Mais c’est de bonne guerre, le petit étant alors capable de
faire une place à ses intérêts – et parfois à ses idées! – alors même que sa seule
force électorale s’il décidait d’aller en solo à la bataille ne lui permettrait
par de réaliser.
Si le procédé peut ressembler à un chantage, la politique
dans une démocratie républicaine est bien de conquérir le pouvoir avec une
majorité et, pour cela, de réunir celle-ci autour d’un consensus qui oblige aux
compromis si un parti n’est pas lui-même hégémonique et majoritaire à la fois.
Mais, même alors, le consensus et les compromis se font à l’intérieur
du parti.
Or donc, l’UDI tente par tous les moyens de peser sur la
séquence électorale de l’année prochaine.
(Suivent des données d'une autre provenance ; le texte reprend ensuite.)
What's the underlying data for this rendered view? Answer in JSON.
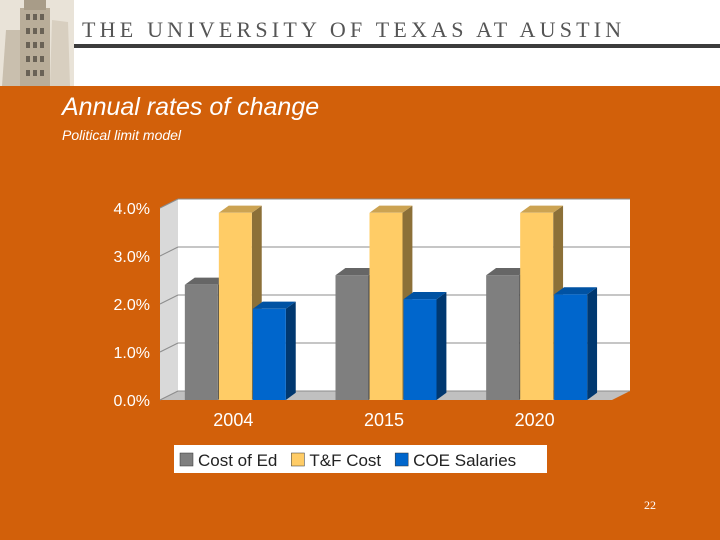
{
  "header": {
    "university": "THE UNIVERSITY OF TEXAS AT AUSTIN",
    "logo_icon": "ut-tower-icon"
  },
  "slide": {
    "title": "Annual rates of change",
    "subtitle": "Political limit model",
    "page_number": "22"
  },
  "colors": {
    "background": "#d2600a",
    "cost_of_ed": "#7f7f7f",
    "tf_cost": "#ffcc66",
    "coe_salaries": "#0066cc"
  },
  "chart_data": {
    "type": "bar",
    "categories": [
      "2004",
      "2015",
      "2020"
    ],
    "series": [
      {
        "name": "Cost of Ed",
        "values": [
          2.4,
          2.6,
          2.6
        ],
        "color": "#7f7f7f"
      },
      {
        "name": "T&F Cost",
        "values": [
          3.9,
          3.9,
          3.9
        ],
        "color": "#ffcc66"
      },
      {
        "name": "COE Salaries",
        "values": [
          1.9,
          2.1,
          2.2
        ],
        "color": "#0066cc"
      }
    ],
    "yticks": [
      "0.0%",
      "1.0%",
      "2.0%",
      "3.0%",
      "4.0%"
    ],
    "ylim": [
      0,
      4
    ],
    "grid": true,
    "legend": "bottom",
    "style": "3d"
  }
}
D’autant que cette petite confédération de partis encore
plus petits et dont moins de 4% des Français se revendiquent dans les sondages,
est minée de l’intérieur par des haines et d’incessants combats de petits coqs
qui font que chaque leader réel ou autoproclamé prend des «initiatives» pour s’entendre
avec LR.
Une telle cacophonie sur fond de fragilité et de friabilité –
personne ne sait combien de temps peut encore exister l’UDI – n’encourage pas
évidemment LR à négocier et à faire des concessions alors que cette formation
est déjà des plus réticentes à le faire.
Du côté de l’UDI, on sent bien que l’on commence à être
marginalisé et, pire, que l’on a très peu de munitions pour l’éviter.
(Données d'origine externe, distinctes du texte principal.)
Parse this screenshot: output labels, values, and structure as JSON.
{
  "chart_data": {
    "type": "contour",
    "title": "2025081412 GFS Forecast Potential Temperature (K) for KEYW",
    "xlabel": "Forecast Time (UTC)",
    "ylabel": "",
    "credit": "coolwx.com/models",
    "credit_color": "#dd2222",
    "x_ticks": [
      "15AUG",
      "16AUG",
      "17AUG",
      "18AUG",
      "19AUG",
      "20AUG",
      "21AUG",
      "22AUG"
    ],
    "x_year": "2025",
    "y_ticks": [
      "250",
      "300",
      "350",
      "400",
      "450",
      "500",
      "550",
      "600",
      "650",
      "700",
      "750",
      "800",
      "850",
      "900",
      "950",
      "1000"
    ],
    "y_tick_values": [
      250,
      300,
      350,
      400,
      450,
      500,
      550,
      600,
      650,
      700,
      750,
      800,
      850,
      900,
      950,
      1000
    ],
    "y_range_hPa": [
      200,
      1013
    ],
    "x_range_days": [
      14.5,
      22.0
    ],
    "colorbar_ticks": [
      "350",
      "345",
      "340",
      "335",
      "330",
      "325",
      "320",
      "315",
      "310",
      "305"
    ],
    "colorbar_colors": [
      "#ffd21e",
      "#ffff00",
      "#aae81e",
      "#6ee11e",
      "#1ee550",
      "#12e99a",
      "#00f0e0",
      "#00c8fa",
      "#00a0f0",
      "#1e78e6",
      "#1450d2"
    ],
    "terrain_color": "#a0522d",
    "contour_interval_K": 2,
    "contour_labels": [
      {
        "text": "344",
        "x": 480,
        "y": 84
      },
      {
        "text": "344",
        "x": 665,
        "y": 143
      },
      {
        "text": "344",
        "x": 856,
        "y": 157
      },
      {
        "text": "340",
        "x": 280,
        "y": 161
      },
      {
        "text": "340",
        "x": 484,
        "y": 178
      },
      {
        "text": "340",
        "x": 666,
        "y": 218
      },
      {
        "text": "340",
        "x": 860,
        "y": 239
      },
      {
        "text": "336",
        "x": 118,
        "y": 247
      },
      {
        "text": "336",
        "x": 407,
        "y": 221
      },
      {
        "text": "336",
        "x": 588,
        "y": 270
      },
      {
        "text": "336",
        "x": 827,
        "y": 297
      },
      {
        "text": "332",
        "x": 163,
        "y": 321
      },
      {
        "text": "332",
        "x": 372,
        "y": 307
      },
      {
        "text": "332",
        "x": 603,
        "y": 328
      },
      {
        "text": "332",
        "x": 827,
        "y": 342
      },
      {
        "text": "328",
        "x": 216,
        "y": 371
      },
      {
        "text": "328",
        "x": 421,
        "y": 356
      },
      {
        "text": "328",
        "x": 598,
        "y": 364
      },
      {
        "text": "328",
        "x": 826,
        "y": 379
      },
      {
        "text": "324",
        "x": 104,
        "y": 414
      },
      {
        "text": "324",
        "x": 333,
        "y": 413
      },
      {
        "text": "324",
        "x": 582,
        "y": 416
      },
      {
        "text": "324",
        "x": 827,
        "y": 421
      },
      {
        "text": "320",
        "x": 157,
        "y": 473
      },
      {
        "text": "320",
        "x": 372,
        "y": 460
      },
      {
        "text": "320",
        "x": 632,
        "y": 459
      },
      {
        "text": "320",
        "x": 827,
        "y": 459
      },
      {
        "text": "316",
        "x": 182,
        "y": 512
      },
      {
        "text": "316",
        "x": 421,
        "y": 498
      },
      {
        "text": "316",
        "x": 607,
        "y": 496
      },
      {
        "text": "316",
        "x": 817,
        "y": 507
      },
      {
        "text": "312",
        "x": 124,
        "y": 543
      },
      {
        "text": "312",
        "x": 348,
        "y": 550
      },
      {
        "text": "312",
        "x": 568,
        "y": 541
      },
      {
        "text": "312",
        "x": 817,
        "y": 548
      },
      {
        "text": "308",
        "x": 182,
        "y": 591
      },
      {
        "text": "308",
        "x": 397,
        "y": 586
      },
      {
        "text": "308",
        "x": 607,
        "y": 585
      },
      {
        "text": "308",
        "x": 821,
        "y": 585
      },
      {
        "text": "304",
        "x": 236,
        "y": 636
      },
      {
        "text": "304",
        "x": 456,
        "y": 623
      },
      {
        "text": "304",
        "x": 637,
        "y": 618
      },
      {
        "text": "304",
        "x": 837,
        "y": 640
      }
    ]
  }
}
Car, si l’on prend les sondages, on s’aperçoit, par exemple,
qu’Alain Juppé peut gagner la primaire LR sans les voix UDI (avec plus de difficultés
néanmoins) mais surtout qu’il peut être en tête du premier tour sans celles-ci
et devenir président de la république de même sans avoir ces votes.
Et cela semble le cas de tous les candidats potentiels de
LR.
En revanche, l’UDI ne pourra exister après 2017 que grâce à
LR et à un accord pour les législatives puis à un accord de gouvernement si
victoire de la Droite il y a.
Dans la situation où elle est, la confédération centriste
est donc obligée d’attendre le bon vouloir de son «partenaire» alors qu’elle
pensait pouvoir lui mettre la pression.
D’où les déclarations agressives pour tenter de montrer que
l’on existe et qu’il faudra compter avec soi.
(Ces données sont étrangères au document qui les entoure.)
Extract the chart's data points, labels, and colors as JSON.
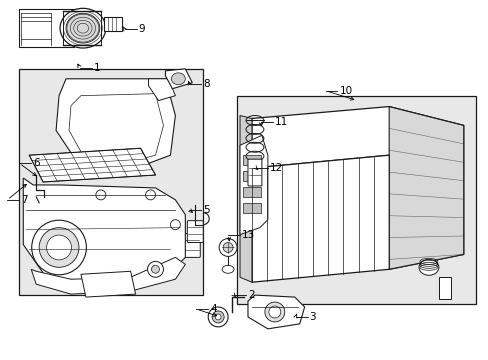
{
  "bg_color": "#ffffff",
  "fill_gray": "#e8e8e8",
  "line_color": "#1a1a1a",
  "fig_width": 4.89,
  "fig_height": 3.6,
  "dpi": 100,
  "label_fontsize": 7.5
}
C’est dans ce cadre que l’on peut analyser les derniers
propos de Jean-Christophe Lagarde.
Le président de l’UDI a, non seulement, confirmé que son
parti ne participerait pas à la primaire de LR (où il a tout à perdre) mais que
si les leaders du parti de droite ne voulaient pas d’un accord, alors il
pourrait bien y avoir une candidature de la formation centriste en 2017.
Et que ce candidat pourrait être Lagarde.
Evidemment, personne ne croit à cette menace chez LR et ce
scénario, pour l’instant, n’a aucune crédibilité puisque le président de l’UDI
plafonne à 1% des intentions de vote.
Une des raisons de la faiblesse de l’UDI est d’avoir mis la
charrue avant les bœufs.
Ainsi, du fait de son incapacité à s’unir, les différentes
composantes n’ont pas été capables de définir un programme et uns stratégie
commune pour la présidentielle qui auraient permis de développer l’originalité
du parti et de ses idées afin d’acquérir crédibilité et de bons sondages.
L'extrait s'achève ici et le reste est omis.